Suasana turut dimeriahkan dengan penampilan tim kesenian Universitas Sumatra Utara yang membawakan lagu daerah Batak “Biring Manggis”. Dubes Rachmat Budiman turut membawakan lagu-lagu khas Batak seperti “Situmorang”, “Mardua Holong”, “Marombus-Ombus”, “Lisoi”, dan lagu “Tamang Pung Kisah” dari Maluku.

Yang tak kalah menarik, 26 anggota The Elderly from Sawangkhanivas, Thai Red Cross Society ikut tampil membawakan lagu “Burung Kakatua” dalam dua bahasa – Indonesia dan Thailand – lewat pertunjukan angklung yang mencuri perhatian.

Dalam sambutan pembukaannya, Duta Besar RI untuk Kerajaan Thailand, Rachmat Budiman, menegaskan arti penting pertukaran budaya dalam mempererat hubungan bilateral kedua negara.

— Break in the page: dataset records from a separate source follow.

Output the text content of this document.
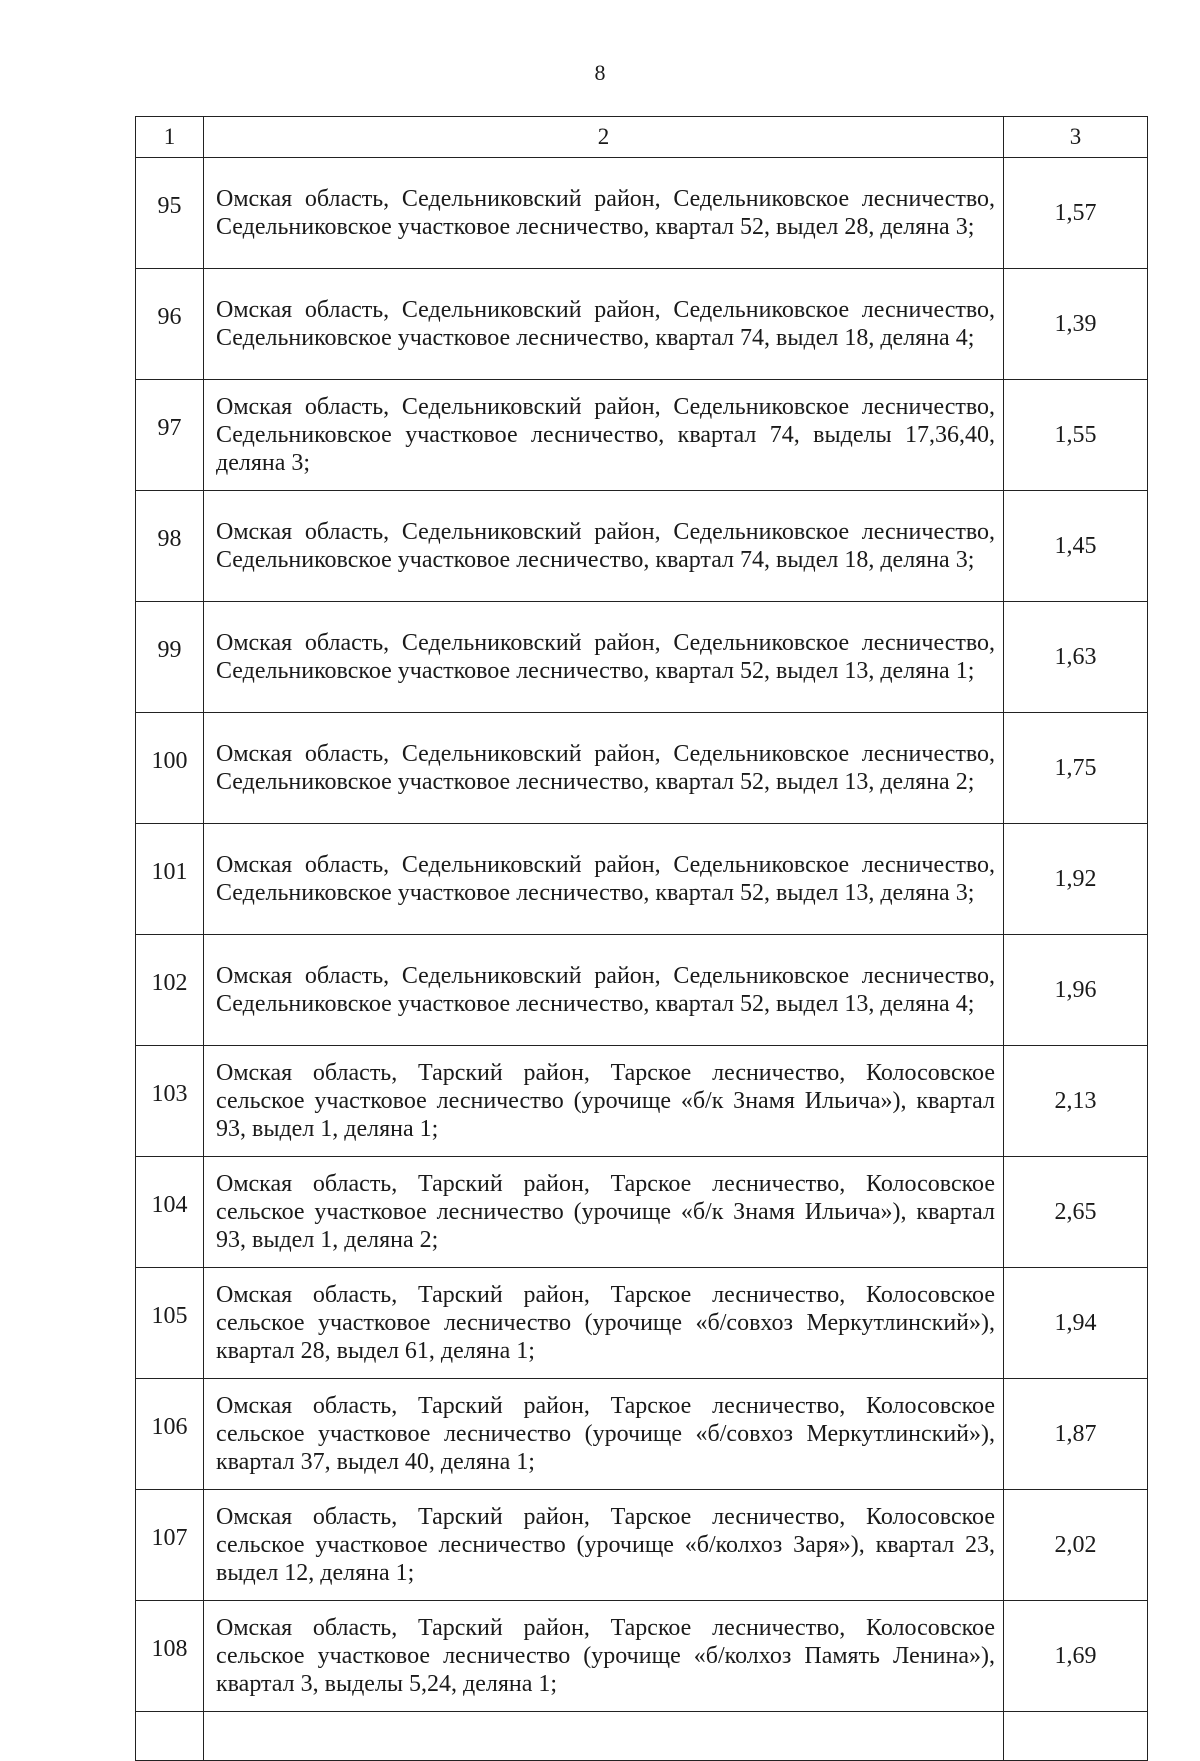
8
1	2	3
95	Омская область, Седельниковский район, Седельниковское лесничество, Седельниковское участковое лесничество, квартал 52, выдел 28, деляна 3;	1,57
96	Омская область, Седельниковский район, Седельниковское лесничество, Седельниковское участковое лесничество, квартал 74, выдел 18, деляна 4;	1,39
97	Омская область, Седельниковский район, Седельниковское лесничество, Седельниковское участковое лесничество, квартал 74, выделы 17,36,40, деляна 3;	1,55
98	Омская область, Седельниковский район, Седельниковское лесничество, Седельниковское участковое лесничество, квартал 74, выдел 18, деляна 3;	1,45
99	Омская область, Седельниковский район, Седельниковское лесничество, Седельниковское участковое лесничество, квартал 52, выдел 13, деляна 1;	1,63
100	Омская область, Седельниковский район, Седельниковское лесничество, Седельниковское участковое лесничество, квартал 52, выдел 13, деляна 2;	1,75
101	Омская область, Седельниковский район, Седельниковское лесничество, Седельниковское участковое лесничество, квартал 52, выдел 13, деляна 3;	1,92
102	Омская область, Седельниковский район, Седельниковское лесничество, Седельниковское участковое лесничество, квартал 52, выдел 13, деляна 4;	1,96
103	Омская область, Тарский район, Тарское лесничество, Колосовское сельское участковое лесничество (урочище «б/к Знамя Ильича»), квартал 93, выдел 1, деляна 1;	2,13
104	Омская область, Тарский район, Тарское лесничество, Колосовское сельское участковое лесничество (урочище «б/к Знамя Ильича»), квартал 93, выдел 1, деляна 2;	2,65
105	Омская область, Тарский район, Тарское лесничество, Колосовское сельское участковое лесничество (урочище «б/совхоз Меркутлинский»), квартал 28, выдел 61, деляна 1;	1,94
106	Омская область, Тарский район, Тарское лесничество, Колосовское сельское участковое лесничество (урочище «б/совхоз Меркутлинский»), квартал 37, выдел 40, деляна 1;	1,87
107	Омская область, Тарский район, Тарское лесничество, Колосовское сельское участковое лесничество (урочище «б/колхоз Заря»), квартал 23, выдел 12, деляна 1;	2,02
108	Омская область, Тарский район, Тарское лесничество, Колосовское сельское участковое лесничество (урочище «б/колхоз Память Ленина»), квартал 3, выделы 5,24, деляна 1;	1,69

“Peringatan 75 tahun hubungan diplomatik kedua negara tahun ini mengingatkan kita bahwa budaya selalu menjadi inti dari hubungan persahabatan Indonesia dan Thailand. Peluncuran Kemitraan Strategis di tahun ini juga menandai awal baru kerja sama kedua negara, dan budaya akan terus menjadi kompas sekaligus jembatan dalam mempererat langkah kita ke depan,” ujar Dubes Rachmat.

Kehangatan kolaborasi budaya kedua negara juga ditampilkan lewat penampilan Dubes Rachmat Budiman dan Brass Band dari Burapha University yang membawakan lagu-lagu populer dan tradisional dari Indonesia dan Thailand, termasuk “Cuma Ale Sandiri”, “Jai Sung Mah”, dan “Yarm Yen (Love at Sundown)” karya Raja Rama IX Thailand.

Lagu “Pica-pica” menutup perayaan kolaborasi budaya malam itu. Para tamu undangan yang hadir ikut berjoget bersama.

Sejumlah pejabat tinggi pemerintah Thailand hadir dalam acara ini, antara lain Ketua Senat Thailand, Ketua Ombudsman Thailand, Penasihat Ketua DPR Thailand, Direktur Jenderal Protokol Kementerian Luar Negeri Thailand, serta Penasihat Menteri Kebudayaan Thailand untuk Urusan Luar Negeri.

Indonesian Cultural Night 2025 merupakan bagian dari program prioritas tahunan KBRI Bangkok dalam rangkaian Trade, Tourism, Investment, and Culture Forum (TTICF), yang bertujuan memperkuat hubungan dan kerja sama Indonesia–Thailand melalui pertunjukan budaya, forum bisnis, dan pameran seni.